Si on attend une guérison, un non-problème, nous sommes dans une impasse.

Existe-t-il un homme guéri ? Pour nous, c’est l’homme ressuscité. Dans la vision chrétienne, la santé n’est pas une vie stable, la guérison n’est pas le passage de la maladie à la santé. Tant que nous cherchons un état stable, tous les excès sont possibles ; de là vient l’acharnement thérapeutique, l’euthanasie. De là aussi vient la pensée dans laquelle la maladie, la vieillesse sont un échec, donc à évacuer à tout prix. Notre vision vient de l’anthropologie chrétienne : nous parlons d’une croissance continue, nous parlons de l’image à la ressemblance, c’est-à-dire que nous parlons de l’homme blessé à l’homme ressuscité.

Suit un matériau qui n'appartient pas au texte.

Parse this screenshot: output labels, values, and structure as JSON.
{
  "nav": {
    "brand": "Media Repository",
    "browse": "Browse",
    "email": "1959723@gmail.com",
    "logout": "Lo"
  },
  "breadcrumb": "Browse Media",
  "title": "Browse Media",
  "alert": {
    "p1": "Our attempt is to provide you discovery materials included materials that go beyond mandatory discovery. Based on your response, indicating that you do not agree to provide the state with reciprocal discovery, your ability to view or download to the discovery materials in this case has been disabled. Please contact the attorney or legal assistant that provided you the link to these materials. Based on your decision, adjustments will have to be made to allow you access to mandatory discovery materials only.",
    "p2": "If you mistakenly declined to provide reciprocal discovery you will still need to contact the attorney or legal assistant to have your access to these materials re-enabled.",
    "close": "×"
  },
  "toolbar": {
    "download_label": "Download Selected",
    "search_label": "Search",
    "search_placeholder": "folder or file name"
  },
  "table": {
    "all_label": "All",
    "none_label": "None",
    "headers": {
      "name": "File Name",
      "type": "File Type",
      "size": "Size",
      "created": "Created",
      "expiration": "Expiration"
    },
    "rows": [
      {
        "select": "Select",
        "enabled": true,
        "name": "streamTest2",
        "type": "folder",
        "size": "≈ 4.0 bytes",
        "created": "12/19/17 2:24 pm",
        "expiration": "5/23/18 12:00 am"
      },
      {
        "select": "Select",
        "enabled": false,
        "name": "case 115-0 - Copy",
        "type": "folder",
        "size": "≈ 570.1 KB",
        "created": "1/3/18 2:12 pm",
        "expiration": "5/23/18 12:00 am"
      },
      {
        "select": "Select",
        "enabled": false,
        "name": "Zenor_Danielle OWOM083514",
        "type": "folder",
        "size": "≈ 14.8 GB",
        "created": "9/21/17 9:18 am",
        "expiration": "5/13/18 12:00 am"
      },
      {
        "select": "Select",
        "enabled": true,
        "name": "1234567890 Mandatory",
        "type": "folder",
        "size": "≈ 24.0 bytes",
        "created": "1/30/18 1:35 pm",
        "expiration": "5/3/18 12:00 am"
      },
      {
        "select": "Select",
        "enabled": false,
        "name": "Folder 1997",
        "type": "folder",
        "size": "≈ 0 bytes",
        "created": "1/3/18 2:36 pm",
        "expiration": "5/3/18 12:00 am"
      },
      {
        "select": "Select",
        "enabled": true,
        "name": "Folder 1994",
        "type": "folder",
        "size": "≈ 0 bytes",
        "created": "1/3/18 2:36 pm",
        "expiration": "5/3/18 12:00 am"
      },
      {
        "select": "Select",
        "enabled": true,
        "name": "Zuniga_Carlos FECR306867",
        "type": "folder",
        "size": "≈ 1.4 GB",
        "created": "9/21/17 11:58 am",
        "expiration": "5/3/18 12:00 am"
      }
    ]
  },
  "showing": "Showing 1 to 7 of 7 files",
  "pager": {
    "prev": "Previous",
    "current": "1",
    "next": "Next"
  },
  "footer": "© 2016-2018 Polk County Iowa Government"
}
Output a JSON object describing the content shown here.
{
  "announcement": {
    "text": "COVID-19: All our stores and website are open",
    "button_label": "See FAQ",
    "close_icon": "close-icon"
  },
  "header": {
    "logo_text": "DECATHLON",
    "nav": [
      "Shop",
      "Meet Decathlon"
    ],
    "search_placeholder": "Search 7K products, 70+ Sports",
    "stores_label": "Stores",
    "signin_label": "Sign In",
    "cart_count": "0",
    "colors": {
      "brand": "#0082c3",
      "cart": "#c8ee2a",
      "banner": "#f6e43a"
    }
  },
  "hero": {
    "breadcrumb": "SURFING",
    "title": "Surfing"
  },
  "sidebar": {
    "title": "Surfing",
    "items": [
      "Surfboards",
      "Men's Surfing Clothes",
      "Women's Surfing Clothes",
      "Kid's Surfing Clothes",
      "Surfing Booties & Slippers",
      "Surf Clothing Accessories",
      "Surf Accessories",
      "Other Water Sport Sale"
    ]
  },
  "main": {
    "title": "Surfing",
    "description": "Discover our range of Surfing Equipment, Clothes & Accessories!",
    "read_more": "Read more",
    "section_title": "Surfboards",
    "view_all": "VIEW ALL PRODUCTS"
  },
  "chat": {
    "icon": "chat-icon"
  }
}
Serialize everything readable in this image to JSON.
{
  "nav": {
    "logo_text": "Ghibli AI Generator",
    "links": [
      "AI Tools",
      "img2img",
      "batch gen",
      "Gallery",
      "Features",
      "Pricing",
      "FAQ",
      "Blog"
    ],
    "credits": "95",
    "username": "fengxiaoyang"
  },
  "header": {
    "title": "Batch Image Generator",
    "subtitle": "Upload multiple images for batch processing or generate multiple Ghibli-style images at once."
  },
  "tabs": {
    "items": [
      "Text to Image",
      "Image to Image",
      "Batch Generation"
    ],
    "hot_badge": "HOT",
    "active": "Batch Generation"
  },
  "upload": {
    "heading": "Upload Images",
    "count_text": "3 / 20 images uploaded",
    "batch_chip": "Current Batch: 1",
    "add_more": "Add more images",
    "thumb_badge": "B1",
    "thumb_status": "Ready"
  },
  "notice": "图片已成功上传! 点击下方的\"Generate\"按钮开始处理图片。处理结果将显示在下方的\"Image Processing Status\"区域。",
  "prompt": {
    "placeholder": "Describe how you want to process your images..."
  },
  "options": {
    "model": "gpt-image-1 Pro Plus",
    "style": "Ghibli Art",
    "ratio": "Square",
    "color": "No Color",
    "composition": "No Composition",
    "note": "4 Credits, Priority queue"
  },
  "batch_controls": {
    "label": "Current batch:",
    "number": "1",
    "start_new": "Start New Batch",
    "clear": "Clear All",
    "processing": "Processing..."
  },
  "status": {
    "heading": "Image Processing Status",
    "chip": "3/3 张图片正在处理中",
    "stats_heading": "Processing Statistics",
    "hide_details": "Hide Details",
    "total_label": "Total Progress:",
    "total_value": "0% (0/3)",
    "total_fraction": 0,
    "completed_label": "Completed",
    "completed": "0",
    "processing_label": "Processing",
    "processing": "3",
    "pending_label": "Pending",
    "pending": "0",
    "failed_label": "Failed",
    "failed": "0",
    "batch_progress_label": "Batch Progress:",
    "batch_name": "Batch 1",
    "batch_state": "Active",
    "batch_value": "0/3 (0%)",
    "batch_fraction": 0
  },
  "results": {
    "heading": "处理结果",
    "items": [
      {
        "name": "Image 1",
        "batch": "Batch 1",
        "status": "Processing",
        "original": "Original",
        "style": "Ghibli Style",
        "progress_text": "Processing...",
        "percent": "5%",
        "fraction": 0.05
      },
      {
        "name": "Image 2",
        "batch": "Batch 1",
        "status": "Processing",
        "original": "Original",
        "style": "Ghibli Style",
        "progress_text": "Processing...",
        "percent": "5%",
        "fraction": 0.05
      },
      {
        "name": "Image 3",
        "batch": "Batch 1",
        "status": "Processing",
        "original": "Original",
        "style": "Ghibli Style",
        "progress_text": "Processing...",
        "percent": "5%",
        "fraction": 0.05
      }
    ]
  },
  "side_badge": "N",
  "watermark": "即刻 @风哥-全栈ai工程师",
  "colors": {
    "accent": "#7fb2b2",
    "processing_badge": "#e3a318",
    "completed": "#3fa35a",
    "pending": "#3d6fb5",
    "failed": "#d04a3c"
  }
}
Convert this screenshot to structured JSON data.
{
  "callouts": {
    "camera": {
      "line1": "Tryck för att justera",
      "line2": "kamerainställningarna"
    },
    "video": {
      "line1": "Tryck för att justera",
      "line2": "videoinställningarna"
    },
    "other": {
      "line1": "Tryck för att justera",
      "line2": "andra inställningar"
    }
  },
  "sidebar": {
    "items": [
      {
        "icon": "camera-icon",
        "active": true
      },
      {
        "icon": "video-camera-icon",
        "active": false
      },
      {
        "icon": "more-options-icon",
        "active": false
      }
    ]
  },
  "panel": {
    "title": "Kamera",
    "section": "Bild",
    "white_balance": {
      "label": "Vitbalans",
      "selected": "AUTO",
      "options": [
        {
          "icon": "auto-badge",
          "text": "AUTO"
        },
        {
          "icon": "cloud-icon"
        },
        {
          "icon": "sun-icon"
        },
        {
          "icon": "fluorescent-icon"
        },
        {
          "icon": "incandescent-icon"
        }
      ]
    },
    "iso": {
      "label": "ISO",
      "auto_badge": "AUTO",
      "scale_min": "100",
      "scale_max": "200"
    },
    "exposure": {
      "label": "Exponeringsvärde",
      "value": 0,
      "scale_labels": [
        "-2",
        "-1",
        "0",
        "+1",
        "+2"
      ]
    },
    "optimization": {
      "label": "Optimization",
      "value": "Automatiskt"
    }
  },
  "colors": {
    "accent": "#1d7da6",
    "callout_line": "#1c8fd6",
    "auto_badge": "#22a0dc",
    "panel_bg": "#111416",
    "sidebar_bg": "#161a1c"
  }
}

Tout peut servir à notre guérison, même une épreuve, si elle est vécue dans le Christ. Tout dépend du sens que l’on donne à notre histoire ; d’où l’importance des paroles de guérisons continue.

Comment les guérisons se mettent en place

Dans la vision chrétienne, il y a une interaction entre les différents niveaux de la personne. Il n’est pas question de séparer le psychologique du spirituel, en réservant le psychologique au psychologue et le spirituel au prêtre. Cela a été dramatique pour l’homme, car notre spiritualité est complètement empreinte d’affectivité : notre sensibilité, notre histoire vont influencer notre prière. D’où l’importance de considérer la personne dans son ensemble.

Bien sûr, chaque niveau a ses règles, d’où l’importance de ne pas les confronter, ni les séparer. Donc, la guérison de notre amour, de notre affectivité blessée, relèvera de l’agapè, car l’intelligence peut devenir le lieu de notre blessure la plus grave si elle n’est plus mise au service de l’amour.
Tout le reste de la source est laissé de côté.